By the time Damien, now 33, arrived at Molokai, he found 800 lepers inhabiting the isolated area. Many had constructed makeshift homes from branches covered with sugar-cane leaves or grass.

“Under these primitive roofs these unfortunate outcasts from society were living pell-mell without distinction of age or sex, old and new cases together, all virtual strangers to one another,” Damien wrote. “They passed their time playing cards, dancing the hula and drinking home-made alcohol.”

Initially, the smell of the lepers’ decaying flesh frequently sent him rushing outdoors to vomit. The first time he anointed a man’s feet, he found they were filled with maggots.

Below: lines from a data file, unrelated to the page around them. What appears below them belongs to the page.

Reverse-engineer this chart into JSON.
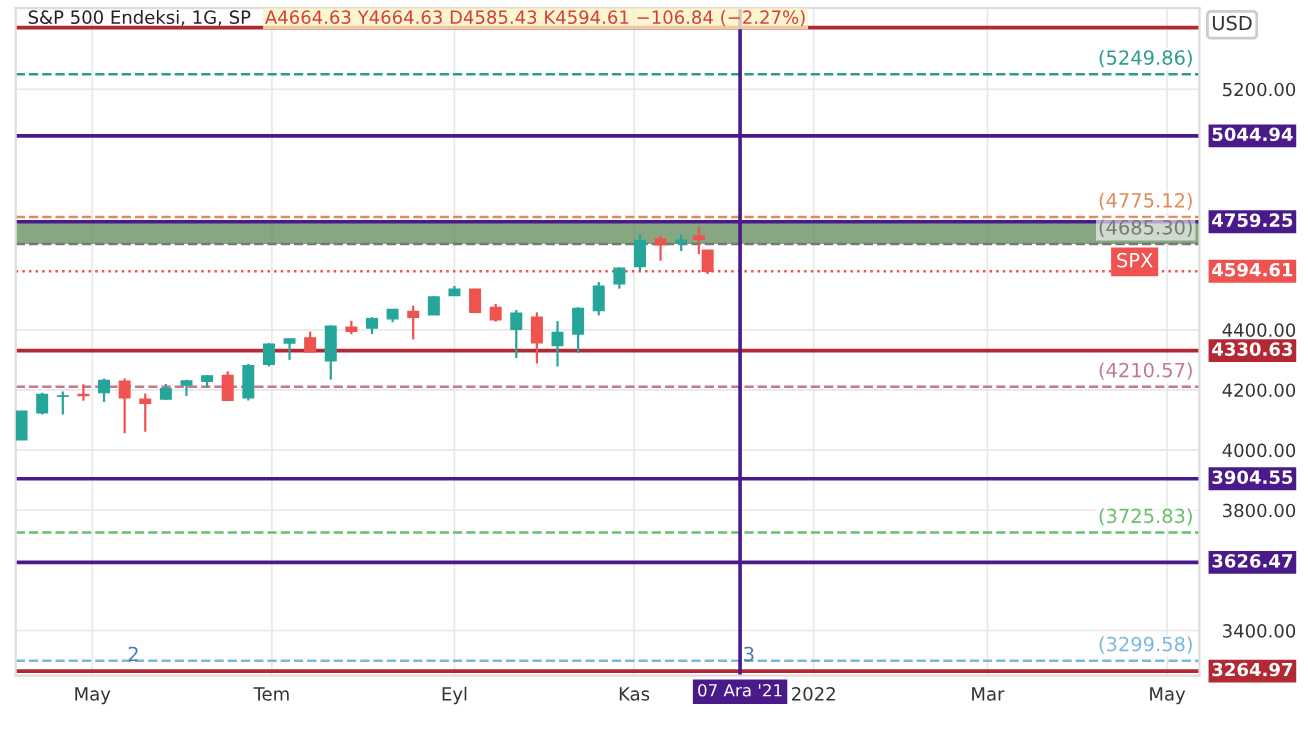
{
  "chart_data": {
    "type": "candlestick",
    "title": "S&P 500 Endeksi, 1G, SP",
    "subtitle": "A4664.63 Y4664.63 D4585.43 K4594.61 −106.84 (−2.27%)",
    "x": [
      "2021-04-07",
      "2021-04-14",
      "2021-04-21",
      "2021-04-28",
      "2021-05-05",
      "2021-05-12",
      "2021-05-19",
      "2021-05-26",
      "2021-06-02",
      "2021-06-09",
      "2021-06-16",
      "2021-06-23",
      "2021-06-30",
      "2021-07-07",
      "2021-07-14",
      "2021-07-21",
      "2021-07-28",
      "2021-08-04",
      "2021-08-11",
      "2021-08-18",
      "2021-08-25",
      "2021-09-01",
      "2021-09-08",
      "2021-09-15",
      "2021-09-22",
      "2021-09-29",
      "2021-10-06",
      "2021-10-13",
      "2021-10-20",
      "2021-10-27",
      "2021-11-03",
      "2021-11-10",
      "2021-11-17",
      "2021-11-23",
      "2021-11-26"
    ],
    "ohlc": [
      [
        4034,
        4129,
        4034,
        4129
      ],
      [
        4124,
        4191,
        4118,
        4185
      ],
      [
        4179,
        4195,
        4118,
        4180
      ],
      [
        4185,
        4219,
        4164,
        4181
      ],
      [
        4191,
        4238,
        4160,
        4232
      ],
      [
        4229,
        4238,
        4056,
        4174
      ],
      [
        4169,
        4188,
        4061,
        4156
      ],
      [
        4170,
        4220,
        4167,
        4204
      ],
      [
        4216,
        4234,
        4180,
        4230
      ],
      [
        4229,
        4249,
        4207,
        4247
      ],
      [
        4248,
        4262,
        4165,
        4166
      ],
      [
        4174,
        4286,
        4165,
        4281
      ],
      [
        4285,
        4356,
        4278,
        4352
      ],
      [
        4356,
        4372,
        4300,
        4370
      ],
      [
        4373,
        4394,
        4325,
        4327
      ],
      [
        4297,
        4415,
        4234,
        4412
      ],
      [
        4409,
        4430,
        4385,
        4395
      ],
      [
        4406,
        4442,
        4386,
        4437
      ],
      [
        4437,
        4468,
        4425,
        4468
      ],
      [
        4461,
        4480,
        4368,
        4442
      ],
      [
        4450,
        4513,
        4450,
        4509
      ],
      [
        4514,
        4546,
        4513,
        4535
      ],
      [
        4535,
        4535,
        4458,
        4458
      ],
      [
        4474,
        4486,
        4427,
        4433
      ],
      [
        4402,
        4466,
        4306,
        4455
      ],
      [
        4442,
        4458,
        4288,
        4357
      ],
      [
        4348,
        4429,
        4278,
        4391
      ],
      [
        4386,
        4475,
        4323,
        4471
      ],
      [
        4464,
        4559,
        4448,
        4545
      ],
      [
        4553,
        4608,
        4537,
        4605
      ],
      [
        4610,
        4718,
        4596,
        4697
      ],
      [
        4702,
        4714,
        4630,
        4683
      ],
      [
        4689,
        4718,
        4662,
        4698
      ],
      [
        4712,
        4743,
        4652,
        4701
      ],
      [
        4664.63,
        4664.63,
        4585.43,
        4594.61
      ]
    ],
    "colors": [
      "#26a69a",
      "#26a69a",
      "#26a69a",
      "#ef5350",
      "#26a69a",
      "#ef5350",
      "#ef5350",
      "#26a69a",
      "#26a69a",
      "#26a69a",
      "#ef5350",
      "#26a69a",
      "#26a69a",
      "#26a69a",
      "#ef5350",
      "#26a69a",
      "#ef5350",
      "#26a69a",
      "#26a69a",
      "#ef5350",
      "#26a69a",
      "#26a69a",
      "#ef5350",
      "#ef5350",
      "#26a69a",
      "#ef5350",
      "#26a69a",
      "#26a69a",
      "#26a69a",
      "#26a69a",
      "#26a69a",
      "#ef5350",
      "#26a69a",
      "#ef5350",
      "#ef5350"
    ],
    "xlim": [
      "2021-04-05",
      "2022-05-12"
    ],
    "xticks": [
      {
        "value": "2021-05-01",
        "label": "May"
      },
      {
        "value": "2021-07-01",
        "label": "Tem"
      },
      {
        "value": "2021-09-01",
        "label": "Eyl"
      },
      {
        "value": "2021-11-01",
        "label": "Kas"
      },
      {
        "value": "2022-01-01",
        "label": "2022"
      },
      {
        "value": "2022-03-01",
        "label": "Mar"
      },
      {
        "value": "2022-05-01",
        "label": "May"
      }
    ],
    "ylim": [
      3250,
      5470
    ],
    "yticks": [
      {
        "value": 3400,
        "label": "3400.00"
      },
      {
        "value": 3800,
        "label": "3800.00"
      },
      {
        "value": 4000,
        "label": "4000.00"
      },
      {
        "value": 4200,
        "label": "4200.00"
      },
      {
        "value": 4400,
        "label": "4400.00"
      },
      {
        "value": 5200,
        "label": "5200.00"
      }
    ],
    "grid": true,
    "bands": [
      {
        "axis": "y",
        "from": 4685.3,
        "to": 4759.25,
        "color": "#5f8a5a"
      }
    ],
    "ref_lines": [
      {
        "axis": "y",
        "value": 5405,
        "color": "#b22833",
        "line_style": "solid"
      },
      {
        "axis": "y",
        "value": 5249.86,
        "label": "(5249.86)",
        "color": "#2a9d8f",
        "line_style": "dashed"
      },
      {
        "axis": "y",
        "value": 5044.94,
        "label": "5044.94",
        "color": "#4a1a8a",
        "line_style": "solid"
      },
      {
        "axis": "y",
        "value": 4775.12,
        "label": "(4775.12)",
        "color": "#e08a5a",
        "line_style": "dashed"
      },
      {
        "axis": "y",
        "value": 4759.25,
        "label": "4759.25",
        "color": "#4a1a8a",
        "line_style": "solid"
      },
      {
        "axis": "y",
        "value": 4685.3,
        "label": "(4685.30)",
        "color": "#777777",
        "line_style": "dashed"
      },
      {
        "axis": "y",
        "value": 4594.61,
        "label": "4594.61",
        "color": "#ef5350",
        "line_style": "dotted"
      },
      {
        "axis": "y",
        "value": 4330.63,
        "label": "4330.63",
        "color": "#b22833",
        "line_style": "solid"
      },
      {
        "axis": "y",
        "value": 4210.57,
        "label": "(4210.57)",
        "color": "#c27a8a",
        "line_style": "dashed"
      },
      {
        "axis": "y",
        "value": 3904.55,
        "label": "3904.55",
        "color": "#4a1a8a",
        "line_style": "solid"
      },
      {
        "axis": "y",
        "value": 3725.83,
        "label": "(3725.83)",
        "color": "#6abf69",
        "line_style": "dashed"
      },
      {
        "axis": "y",
        "value": 3626.47,
        "label": "3626.47",
        "color": "#4a1a8a",
        "line_style": "solid"
      },
      {
        "axis": "y",
        "value": 3299.58,
        "label": "(3299.58)",
        "color": "#7ab8e0",
        "line_style": "dashed"
      },
      {
        "axis": "y",
        "value": 3264.97,
        "label": "3264.97",
        "color": "#b22833",
        "line_style": "solid"
      },
      {
        "axis": "x",
        "value": "2021-12-07",
        "label": "07 Ara '21",
        "color": "#4a1a8a",
        "line_style": "solid"
      }
    ],
    "annotations": [
      "USD",
      {
        "text": "SPX",
        "x": "2022-04-20",
        "y": 4594.61
      },
      {
        "text": "2",
        "x": "2021-05-15",
        "y": 3285
      },
      {
        "text": "3",
        "x": "2021-12-10",
        "y": 3285
      }
    ]
  }
}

But in time, he became more accustomed to the conditions and endeared to the people, and they to him. For 16 years, he addressed both physical and spiritual needs of the women, men and children who’d basically been thrown off a ship near the island and left for dead.

Despite their dire prospects, Damien insisted there was still life within them and they were worthy of God’s love.

At 49, he finally succumbed to the disease himself.

“I have a poison in my body which threatens to spread through it,” he wrote his brother, who’d contracted tuberculosis, “but let’s not shout about it. Let’s pray for one another.”

Eventually, his face became covered in sores and one of his arms swelled beyond recognition. “It was so heavy it had to be carried in a sling,” writes MacNiven-Johnston.

“His nose collapsed which made wearing his glasses difficult, he had acute diarrhea and he felt desperately tired,” the author adds.

As he lay dying, his open wounds forming blackening crusts, Damien said, “God is calling me to spend Easter in heaven,” and breathed his last.

Certainly, we can’t all be like Damien, leaving our homelands to live and die as he did. But his story has made me wonder what chances I might be missing to be a saving grace to those who need me.

This brave young man, now a canonized saint, also has reminded me that every person is unrepeatable and worthy of love, and I’m as equipped as anyone to offer it.

And he’s shown me that being heroic makes for a worthy life, and every day we begin with a blank page and a chance to make our stories count.